Synergism Between Chemotherapy with 6-Mercaptopurine and DNA Vaccination Against Ph⁺ Acute Lymphoblastic Leukemia In Syngeneic Mice

Abstract 3265

Long term remission and cure in 70–80 % of children and 40–50% of adults with acute lymphoblastic leukemia (ALL) is achieved with polychemotherapy. The BFM study protocol includes maintenance chemotherapy with 6-mercaptopurine (6-MP) and methotrexate. However, prognosis of patients with Philadelphia chromosome positive (Ph⁺) ALL remains poor and most patients with Ph⁺ ALL eventually relapse unless they undergo allogeneic stem cell transplantation. Thus, new relapse prevention strategies are needed for patients with Ph⁺ ALL.

We compared the efficacy of 6-MP with a DNA-based vaccine in a syngeneic Balb/c mouse model. We also evaluated whether 6-MP inhibits the immunization by the DNA-vaccine or alternatively, acts synergistically in combination therapy. Non-viral minimalistic immunogenically defined gene expression vectors (MIDGE) encoding a BCR-ABL^p185 fusion specific peptide, GM-CSF and IL12 were used for in vivo transfection of murine skin. In addition, we used natural DNA-based double stem-loop immunomodulators (dSLIM), exhibiting an unique structure and containing 6 CpG-motifs, as non-specific immune adjuvant. One day after the application of a lethal challenge dose of the syngeneic BCR-ABL^p185 expressing leukemia cell line BM185, mice received either daily oral applications of 6-MP (50mg/m²/d) or were immunized twice with the DNA vaccine BCR-ABL/GM-CSF/IL-12/dSLIM intracutaneously or received both 6-MP and the DNA-vaccine.

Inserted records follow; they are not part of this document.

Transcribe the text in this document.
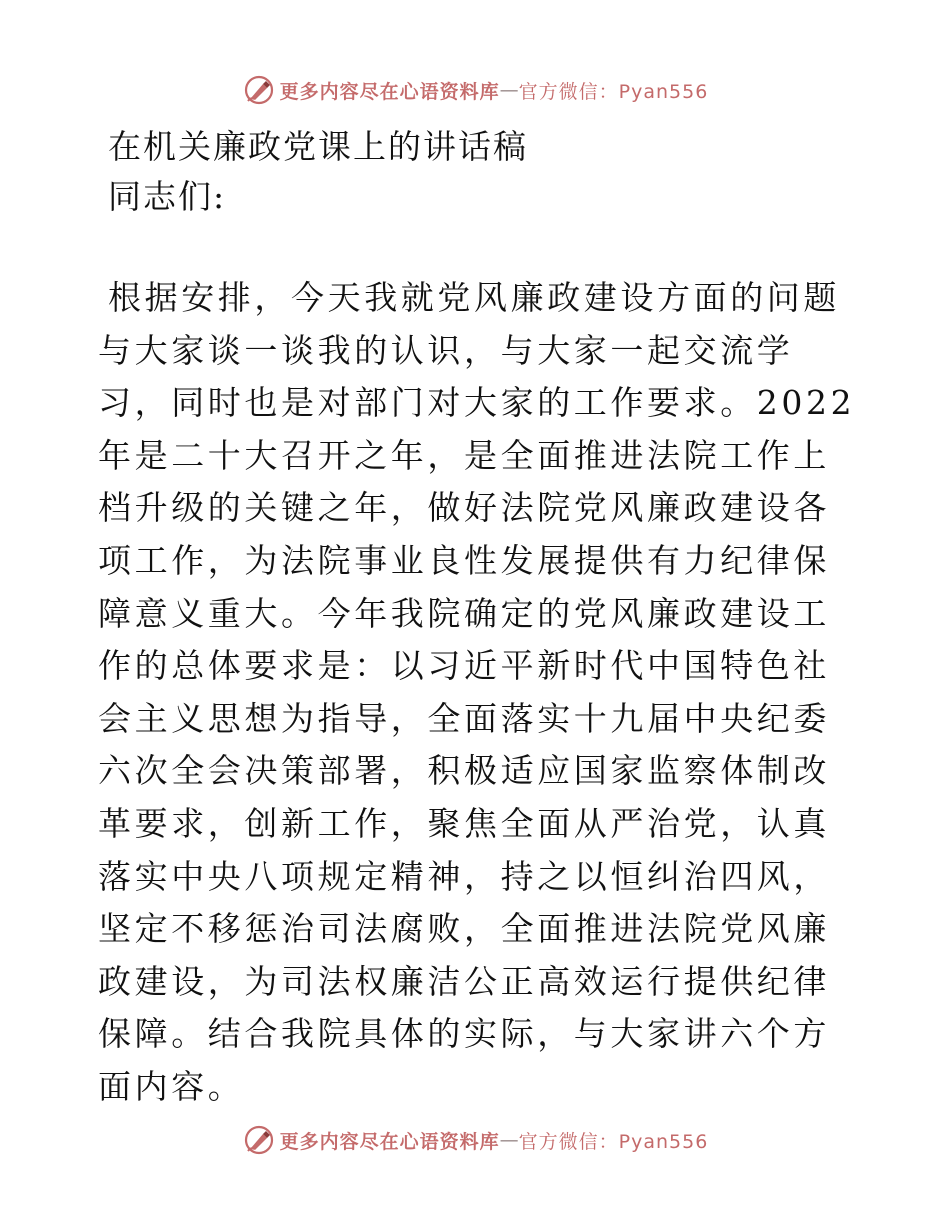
更多内容尽在心语资料库 — 官方微信：Pyan556
在机关廉政党课上的讲话稿
同志们:

根据安排，今天我就党风廉政建设方面的问题与大家谈一谈我的认识，与大家一起交流学习，同时也是对部门对大家的工作要求。2022年是二十大召开之年，是全面推进法院工作上档升级的关键之年，做好法院党风廉政建设各项工作，为法院事业良性发展提供有力纪律保障意义重大。今年我院确定的党风廉政建设工作的总体要求是：以习近平新时代中国特色社会主义思想为指导，全面落实十九届中央纪委六次全会决策部署，积极适应国家监察体制改革要求，创新工作，聚焦全面从严治党，认真落实中央八项规定精神，持之以恒纠治四风，坚定不移惩治司法腐败，全面推进法院党风廉政建设，为司法权廉洁公正高效运行提供纪律保障。结合我院具体的实际，与大家讲六个方面内容。

更多内容尽在心语资料库 — 官方微信：Pyan556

While chemotherapy with 6-MP lead to a significant longer mean tumor-free and overall survival compared to the control and a survival rate of 10%, immunization with the DNA vaccine BCR-ABL/GM-CSF/IL-12/dSLIM also showed a significant longer mean tumor-free and overall survival compared to the control and a survival rate of 56%. More intriguingly, the combination therapy with 6-MP and DNA vaccination further improved the outcome and lead to a survival rate of 100%. Immunization experiments and CTL assays showed that BCR-ABL specific sequences are essential to prevent Ph⁺ ALL. In cell depletion studies we show that both CD4⁺ T cells and natural killer cells and to a lower degree CD8⁺ cells contribute to the anti-leukemia effect of our DNA-based vaccine. In conclusion, we provide survival and functional data that 6-MP combined with a leukemia-specific DNA-vaccine acts synergistically in the treatment of Ph⁺ ALL. This approach might provide an option to optimize maintenance therapy in order to prevent a relapse in patients with Ph⁺ ALL.